Irish Politician (1878 - 1964)

Lucy Franks (27 February 1878 – 12 July 1964) was a president of the Irish Countrywomen's Association. She is credited with aiding in saving the United Irishwomen in the 1920s and giving it a pragmatic direction.

==Early life==
Gertrude Lucy Franks was born in Westfield, County Laois, on 27 February 1878. She was the daughter of landowner Matthew Henry Franks and Gertrude Franks (née Despard). Her aunt by marriage was Charlotte Despard. Franks attended Alexandra College, Dublin, and having left school she returned home to care for her invalid father. In 1912 she joined the United Irishwomen, and five years later she helped found a local UI branch in Castletown. In 1923, the family home at Westfield was burnt down during the Irish Civil War, and the family moved to Blackhill House, Abbeyleix. Her father died in 1924, and Franks left Ireland for a period to travel in England and South Africa, returning to Ireland in 1926.

==United Irishwomen==
Upon her return she found that the years of political upheaval had effected the UI, with just 8 branches left and less than a hundred members. She focused all her energies on revitalising the organisation, with her main objective to make it as useful as possible to women, giving them practical skills to improve their lives. Having learnt basket making in England, she set up basket and tray making classes, and encouraging members to sell their products. She was a member of the Royal Dublin Society by 1927 and organised a stand at the spring show to sell member's work. At the annual spring show the UI's stand was called "Countryside workers exhibit", showing products made by weavers, mat makers, basket makers, spinners, and work from Montessori school children. In 1929, Muriel Gahan became involved in the show, and worked with Franks at the offices of the UI in 33 Molesworth Street, Dublin. Gahan came up with the idea of establishing a permanent shop in Dublin to sell more of the produce of their members. The result was the Country Shop, at 23 St Stephen's Green and ran from 1930 to 1978. It was managed by the company Country Workers Ltd, with Franks sitting as director until her death in 1964. A restaurant was added to the shop at Franks' suggestion, with Gahan acknowledging later that this was the most successful part of the business.
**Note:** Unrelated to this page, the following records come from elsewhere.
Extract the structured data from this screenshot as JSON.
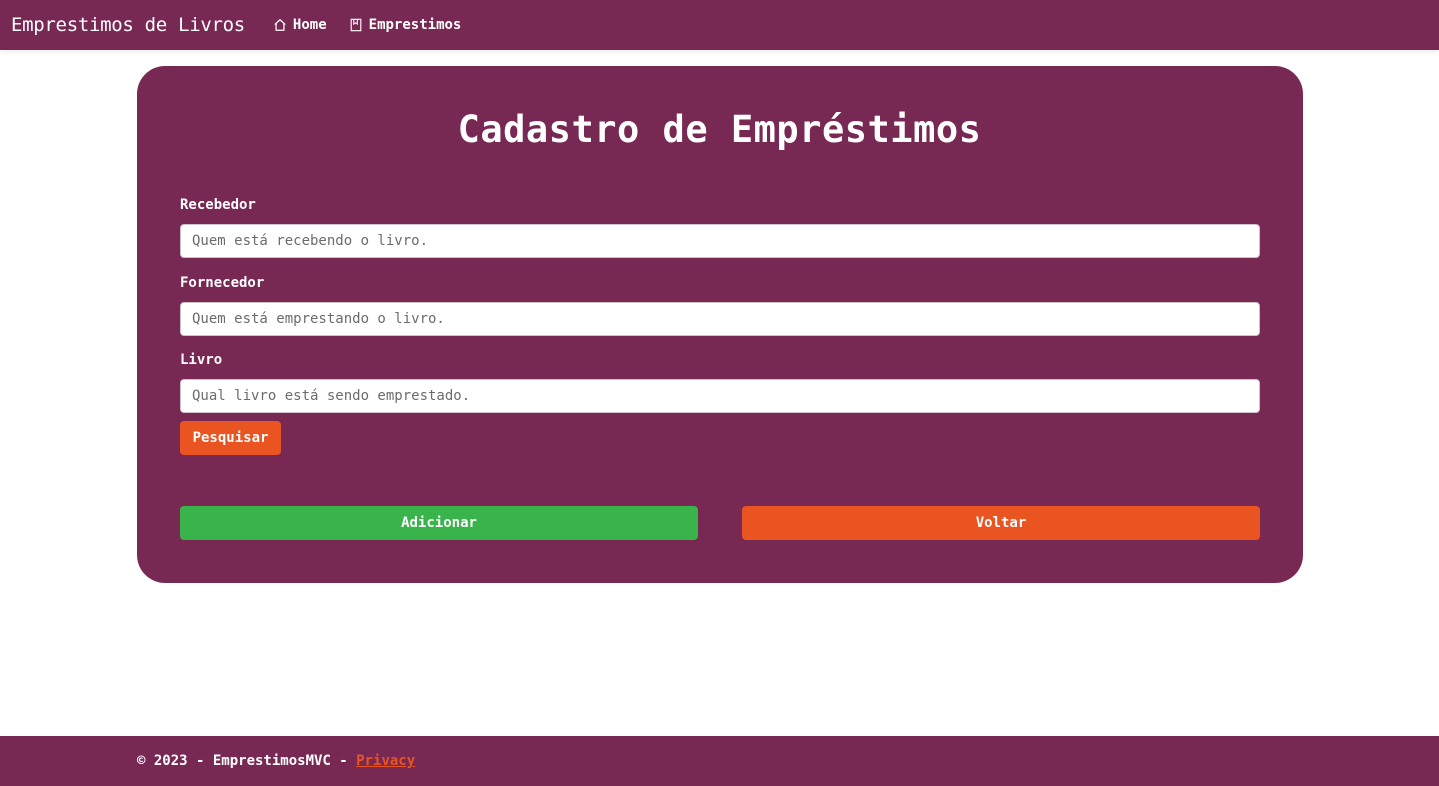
{
  "navbar": {
    "brand": "Emprestimos de Livros",
    "links": [
      {
        "label": "Home",
        "icon": "home-icon"
      },
      {
        "label": "Emprestimos",
        "icon": "book-icon"
      }
    ]
  },
  "form": {
    "title": "Cadastro de Empréstimos",
    "fields": [
      {
        "label": "Recebedor",
        "placeholder": "Quem está recebendo o livro.",
        "value": ""
      },
      {
        "label": "Fornecedor",
        "placeholder": "Quem está emprestando o livro.",
        "value": ""
      },
      {
        "label": "Livro",
        "placeholder": "Qual livro está sendo emprestado.",
        "value": ""
      }
    ],
    "search_label": "Pesquisar",
    "add_label": "Adicionar",
    "back_label": "Voltar"
  },
  "footer": {
    "text": "© 2023 - EmprestimosMVC - ",
    "privacy_label": "Privacy"
  },
  "colors": {
    "primary": "#772953",
    "accent": "#e95420",
    "success": "#38b44a"
  }
}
Franks was a founding member of the Associated Country Women of the World (ACWW) in 1927. In 1936 at the triennial ACWW conference in Washington, Franks spoke about the functions and goals of the newly renamed UI, which has become the Irish Countrywomen's Association (ICA) in 1935. She was the national president of the ICA from 1942 to 1952. Under her guidance the ICA craft workers founded a guild, monitored by judges and tests. She also initiated a garden scheme, which turned crossroad plots into roadside gardens, and oversaw fund-raising country fairs. During her presidency plans were set out for a permanent residential college in which the summer schools could be held. In 1953 the college, An Grianán in Termonfeckin, County Louth was opening with funding from the Kellogg Foundation.

==Later life==
In 1952, Franks was named a buan chara (honorary life member) as she retired from her presidency. She died on 12 July 1964, and is buried at Deans Grange Cemetery. Ireland hosted the triennial ACWW conference in 1965, during which a garden house at An Grianán ICA college was dedicated to her memory.